En este orden de ideas, la Sala encuentra que el análisis efectuado por el Tribunal es razonado y no responde a su capricho o veleidad, lo que descarta la intervención del juez de tutela, pues es sabido que éste no puede sustituir con su propia apreciación, el análisis e interpretación que hagan los jueces designados para tomar la decisión correspondiente dentro de los litigios sometidos a su consideración. Así las cosas, no encontrándose probada la vulneración de derecho fundamental alguno, se impone denegar el amparo implorado, reiterando que la tutela no es una instancia a la cual puedan acudir los administrados a efectos de obtener solución a sus conflictos de rango legal, o para debatir sus tesis jurídicas y probatorias sobre un determinado asunto, que en su momento fue sometido a los ritos propios del proceso, según la ley adjetiva, amén de que la providencia que se censura por esta vía, se aviene al criterio expuesto por esta Sala en sentencia CSJ SL787-2013.

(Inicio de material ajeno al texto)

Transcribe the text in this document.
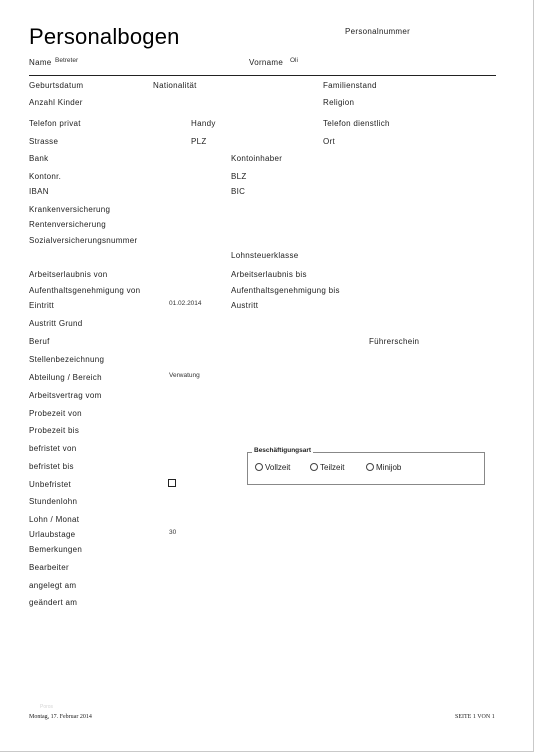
Personalbogen	Personalnummer
Name Betreter	Vorname Oli
Geburtsdatum	Nationalität	Familienstand
Anzahl Kinder	Religion
Telefon privat	Handy	Telefon dienstlich
Strasse	PLZ	Ort
Bank	Kontoinhaber
Kontonr.	BLZ
IBAN	BIC
Krankenversicherung
Rentenversicherung
Sozialversicherungsnummer
Lohnsteuerklasse
Arbeitserlaubnis von	Arbeitserlaubnis bis
Aufenthaltsgenehmigung von	Aufenthaltsgenehmigung bis
Eintritt	01.02.2014	Austritt
Austritt Grund
Beruf	Führerschein
Stellenbezeichnung
Abteilung / Bereich	Verwatung
Arbeitsvertrag vom
Probezeit von
Probezeit bis
befristet von
befristet bis
Unbefristet
Stundenlohn
Lohn / Monat
Urlaubstage	30
Bemerkungen
Bearbeiter
angelegt am
geändert am
Beschäftigungsart
Vollzeit	Teilzeit	Minijob
Poros
Montag, 17. Februar 2014	SEITE 1 VON 1
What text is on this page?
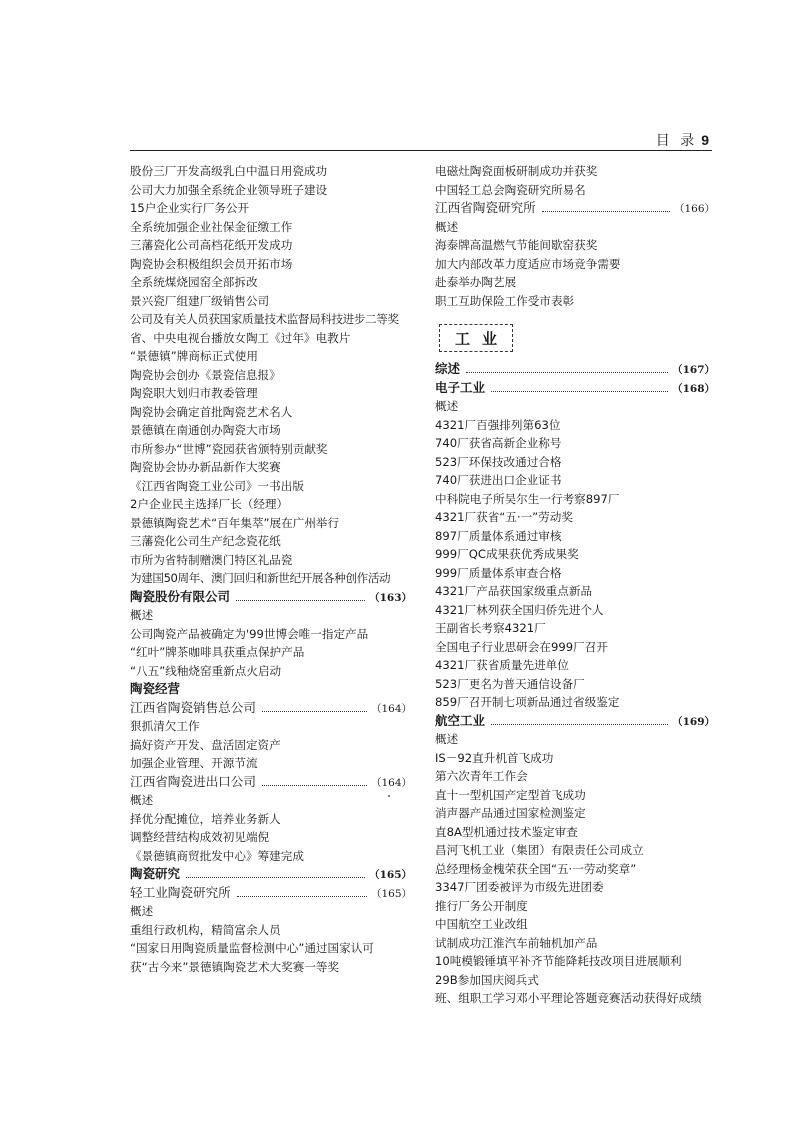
目 录 9
股份三厂开发高级乳白中温日用瓷成功
公司大力加强全系统企业领导班子建设
15户企业实行厂务公开
全系统加强企业社保金征缴工作
三藩瓷化公司高档花纸开发成功
陶瓷协会积极组织会员开拓市场
全系统煤烧园窑全部拆改
景兴瓷厂组建厂级销售公司
公司及有关人员获国家质量技术监督局科技进步二等奖
省、中央电视台播放女陶工《过年》电教片
“景德镇”牌商标正式使用
陶瓷协会创办《景瓷信息报》
陶瓷职大划归市教委管理
陶瓷协会确定首批陶瓷艺术名人
景德镇在南通创办陶瓷大市场
市所参办“世博”瓷园获省颁特别贡献奖
陶瓷协会协办新品新作大奖赛
《江西省陶瓷工业公司》一书出版
2户企业民主选择厂长（经理）
景德镇陶瓷艺术“百年集萃”展在广州举行
三藩瓷化公司生产纪念瓷花纸
市所为省特制赠澳门特区礼品瓷
为建国50周年、澳门回归和新世纪开展各种创作活动
陶瓷股份有限公司	（163）
概述
公司陶瓷产品被确定为'99世博会唯一指定产品
“红叶”牌茶咖啡具获重点保护产品
“八五”线釉烧窑重新点火启动
陶瓷经营
江西省陶瓷销售总公司	（164）
狠抓清欠工作
搞好资产开发、盘活固定资产
加强企业管理、开源节流
江西省陶瓷进出口公司	（164）
概述
择优分配摊位，培养业务新人
调整经营结构成效初见端倪
《景德镇商贸批发中心》筹建完成
陶瓷研究	（165）
轻工业陶瓷研究所	（165）
概述
重组行政机构，精简富余人员
“国家日用陶瓷质量监督检测中心”通过国家认可
获“古今来”景德镇陶瓷艺术大奖赛一等奖
电磁灶陶瓷面板研制成功并获奖
中国轻工总会陶瓷研究所易名
江西省陶瓷研究所	（166）
概述
海泰牌高温燃气节能间歇窑获奖
加大内部改革力度适应市场竞争需要
赴泰举办陶艺展
职工互助保险工作受市表彰
工业
综述	（167）
电子工业	（168）
概述
4321厂百强排列第63位
740厂获省高新企业称号
523厂环保技改通过合格
740厂获进出口企业证书
中科院电子所吴尔生一行考察897厂
4321厂获省“五·一”劳动奖
897厂质量体系通过审核
999厂QC成果获优秀成果奖
999厂质量体系审查合格
4321厂产品获国家级重点新品
4321厂林列获全国归侨先进个人
王副省长考察4321厂
全国电子行业思研会在999厂召开
4321厂获省质量先进单位
523厂更名为普天通信设备厂
859厂召开制七项新品通过省级鉴定
航空工业	（169）
概述
IS－92直升机首飞成功
第六次青年工作会
直十一型机国产定型首飞成功
消声器产品通过国家检测鉴定
直8A型机通过技术鉴定审查
昌河飞机工业（集团）有限责任公司成立
总经理杨金槐荣获全国“五·一劳动奖章”
3347厂团委被评为市级先进团委
推行厂务公开制度
中国航空工业改组
试制成功江淮汽车前轴机加产品
10吨模锻锤填平补齐节能降耗技改项目进展顺利
29B参加国庆阅兵式
班、组职工学习邓小平理论答题竞赛活动获得好成绩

En mérito de lo expuesto la Corte Suprema de Justicia, Sala de Casación Laboral, administrando justicia en nombre de la República y por autoridad de la ley, FALLA:
PRIMERO. NEGAR la protección solicitada en la presente acción de tutela por LUZ MARLENY DEL SOCORRO ISAZA DE ARIAS, quien actúa en calidad de curadora de Sebastián Arias Arias, contra la SALA LABORAL DEL TRIBUNAL SUPERIOR DE MEDELLÍN.
SEGUNDO. NOTIFICAR a los interesados en la forma prevista en D. 2591/1991 art. 30.
TERCERO. REMITIR el expediente a la Corte Constitucional para su eventual revisión, si esta decisión no fuere impugnada. Arts. 31 y 33 del mismo decreto.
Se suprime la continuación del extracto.